Aber: In welchem Verhältnis stand sie zu Prior – oder auch zu Jürgen L.? Wie konnte es sein, dass das Erbe überschuldet war, wenn Prior laut Aussage von Jürgen L. „nie arbeiten musste“, also genug Geld da gewesen sein muss? Gab es womöglich anderswo noch Anlagevermögen? Hat sich die neu eingesetzte Erbin nicht vorher mal schlau gemacht, was sie in diesem Fall denn erwartet?

Sehr interessiert haben sich Richter und Staatsanwalt auch für L.s aktuelle Lebensumstände und seine Beschäftigung. Müller äußerte den Verdacht, dass L. sein Berufsverbot nach dem Verlust der Zulassung als Steuerberater umgehe, indem er seine „Praxis eingepflanzt“ habe beim Rechtsanwalt R., der ihn als Steuerfachgehilfe angestellt hat und wo L. auch heute noch Finanz- und Wirtschaftsberatung anbietet.

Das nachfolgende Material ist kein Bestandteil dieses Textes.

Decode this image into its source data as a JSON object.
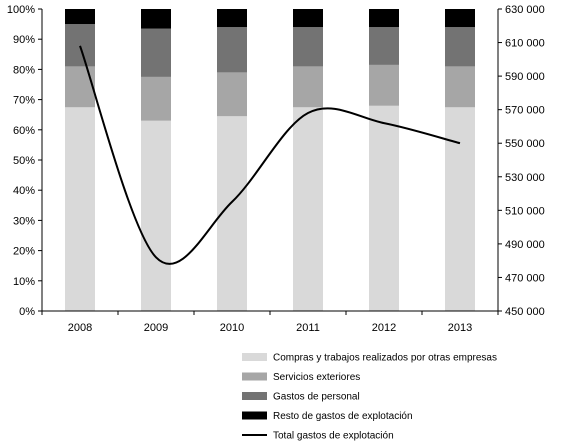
{
  "chart_data": {
    "type": "bar",
    "title": "",
    "xlabel": "",
    "ylabel": "",
    "categories": [
      "2008",
      "2009",
      "2010",
      "2011",
      "2012",
      "2013"
    ],
    "stacked_bars": {
      "ylim": [
        0,
        100
      ],
      "ytick_labels": [
        "0%",
        "10%",
        "20%",
        "30%",
        "40%",
        "50%",
        "60%",
        "70%",
        "80%",
        "90%",
        "100%"
      ],
      "series": [
        {
          "name": "Compras y trabajos realizados por otras empresas",
          "color": "#d9d9d9",
          "values": [
            67.5,
            63,
            64.5,
            67.5,
            68,
            67.5
          ]
        },
        {
          "name": "Servicios exteriores",
          "color": "#a6a6a6",
          "values": [
            13.5,
            14.5,
            14.5,
            13.5,
            13.5,
            13.5
          ]
        },
        {
          "name": "Gastos de personal",
          "color": "#737373",
          "values": [
            14,
            16,
            15,
            13,
            12.5,
            13
          ]
        },
        {
          "name": "Resto de gastos de explotación",
          "color": "#000000",
          "values": [
            5,
            6.5,
            6,
            6,
            6,
            6
          ]
        }
      ]
    },
    "line": {
      "name": "Total gastos de explotación",
      "color": "#000000",
      "values": [
        608000,
        482000,
        515000,
        568000,
        562000,
        550000
      ],
      "y2lim": [
        450000,
        630000
      ],
      "y2tick_labels": [
        "450 000",
        "470 000",
        "490 000",
        "510 000",
        "530 000",
        "550 000",
        "570 000",
        "590 000",
        "610 000",
        "630 000"
      ]
    },
    "grid": false,
    "legend_position": "bottom-right"
  }
}
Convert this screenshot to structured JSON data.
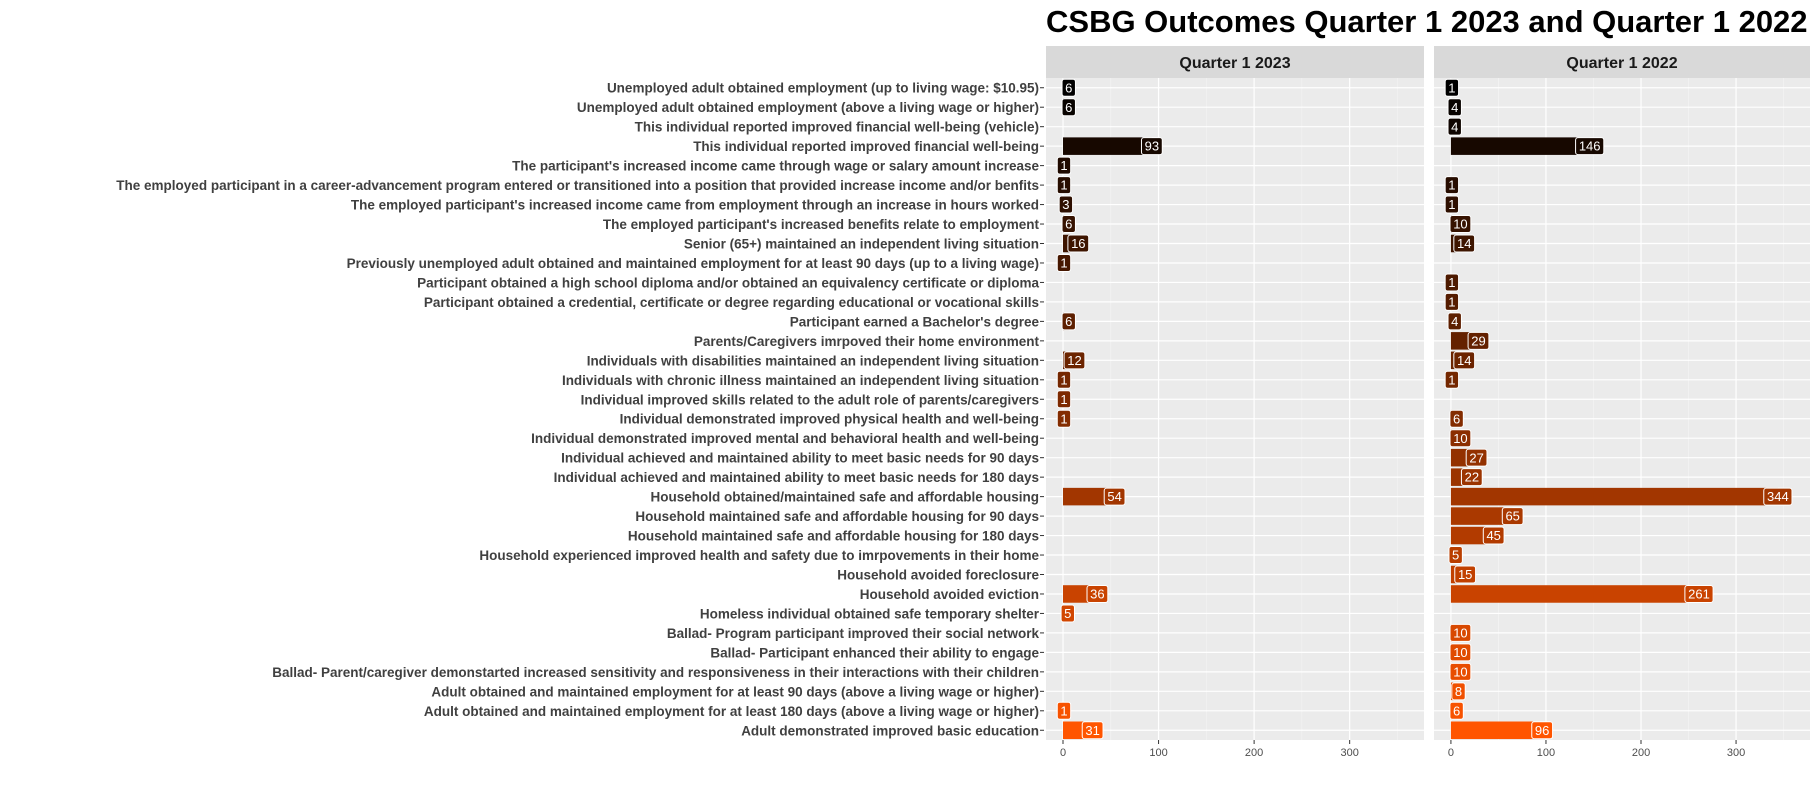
{
  "chart_data": {
    "type": "bar",
    "orientation": "horizontal",
    "title": "CSBG Outcomes Quarter 1 2023 and Quarter 1 2022",
    "xlabel": "",
    "ylabel": "",
    "xlim": [
      0,
      360
    ],
    "x_ticks": [
      0,
      100,
      200,
      300
    ],
    "grid": true,
    "legend": "none",
    "color_low": "#000000",
    "color_high": "#ff5500",
    "categories": [
      "Unemployed adult obtained employment (up to living wage: $10.95)",
      "Unemployed adult obtained employment (above a living wage or higher)",
      "This individual reported improved financial well-being (vehicle)",
      "This individual reported improved financial well-being",
      "The participant's increased income came through wage or salary amount increase",
      "The employed participant in a career-advancement program entered or transitioned into a position that provided increase income and/or benfits",
      "The employed participant's increased income came from employment through an increase in hours worked",
      "The employed participant's increased benefits relate to employment",
      "Senior (65+) maintained an independent living situation",
      "Previously unemployed adult obtained and maintained employment for at least 90 days (up to a living wage)",
      "Participant obtained a high school diploma and/or obtained an equivalency certificate or diploma",
      "Participant obtained a credential, certificate or degree regarding educational or vocational skills",
      "Participant earned a Bachelor's degree",
      "Parents/Caregivers imrpoved their home environment",
      "Individuals with disabilities maintained an independent living situation",
      "Individuals with chronic illness maintained an independent living situation",
      "Individual improved skills related to the adult role of parents/caregivers",
      "Individual demonstrated improved physical health and well-being",
      "Individual demonstrated improved mental and behavioral health and well-being",
      "Individual achieved and maintained ability to meet basic needs for 90 days",
      "Individual achieved and maintained ability to meet basic needs for 180 days",
      "Household obtained/maintained safe and affordable housing",
      "Household maintained safe and affordable housing for 90 days",
      "Household maintained safe and affordable housing for 180 days",
      "Household experienced improved health and safety due to imrpovements in their home",
      "Household avoided foreclosure",
      "Household avoided eviction",
      "Homeless individual obtained safe temporary shelter",
      "Ballad- Program participant improved their social network",
      "Ballad- Participant enhanced their ability to engage",
      "Ballad- Parent/caregiver demonstarted increased sensitivity and responsiveness in their interactions with their children",
      "Adult obtained and maintained employment for at least 90 days (above a living wage or higher)",
      "Adult obtained and maintained employment for at least 180 days (above a living wage or higher)",
      "Adult demonstrated improved basic education"
    ],
    "series": [
      {
        "name": "Quarter 1 2023",
        "values": [
          6,
          6,
          null,
          93,
          1,
          1,
          3,
          6,
          16,
          1,
          null,
          null,
          6,
          null,
          12,
          1,
          1,
          1,
          null,
          null,
          null,
          54,
          null,
          null,
          null,
          null,
          36,
          5,
          null,
          null,
          null,
          null,
          1,
          31
        ]
      },
      {
        "name": "Quarter 1 2022",
        "values": [
          1,
          4,
          4,
          146,
          null,
          1,
          1,
          10,
          14,
          null,
          1,
          1,
          4,
          29,
          14,
          1,
          null,
          6,
          10,
          27,
          22,
          344,
          65,
          45,
          5,
          15,
          261,
          null,
          10,
          10,
          10,
          8,
          6,
          96
        ]
      }
    ]
  }
}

Jürgen L. verdient 2300 Euro netto

R. wollte sich auf WAZ-Nachfrage am Freitag nicht dazu äußern. Bei ihm bezieht L. monatliche Einkünfte in Höhe von 2300 Euro netto, von denen er aber aufgrund der privaten wie auch geschäftlichen Insolvenz nicht viel haben dürfte. Bliebe also nur das Einkommen seiner Frau, die als Gesellschafterin einer Firma nur 1000 Euro monatlich bekäme. Frau L. ist jedoch im Handelsregister seit 2006 auch als Geschäftsführerin einer anderen Firma geführt.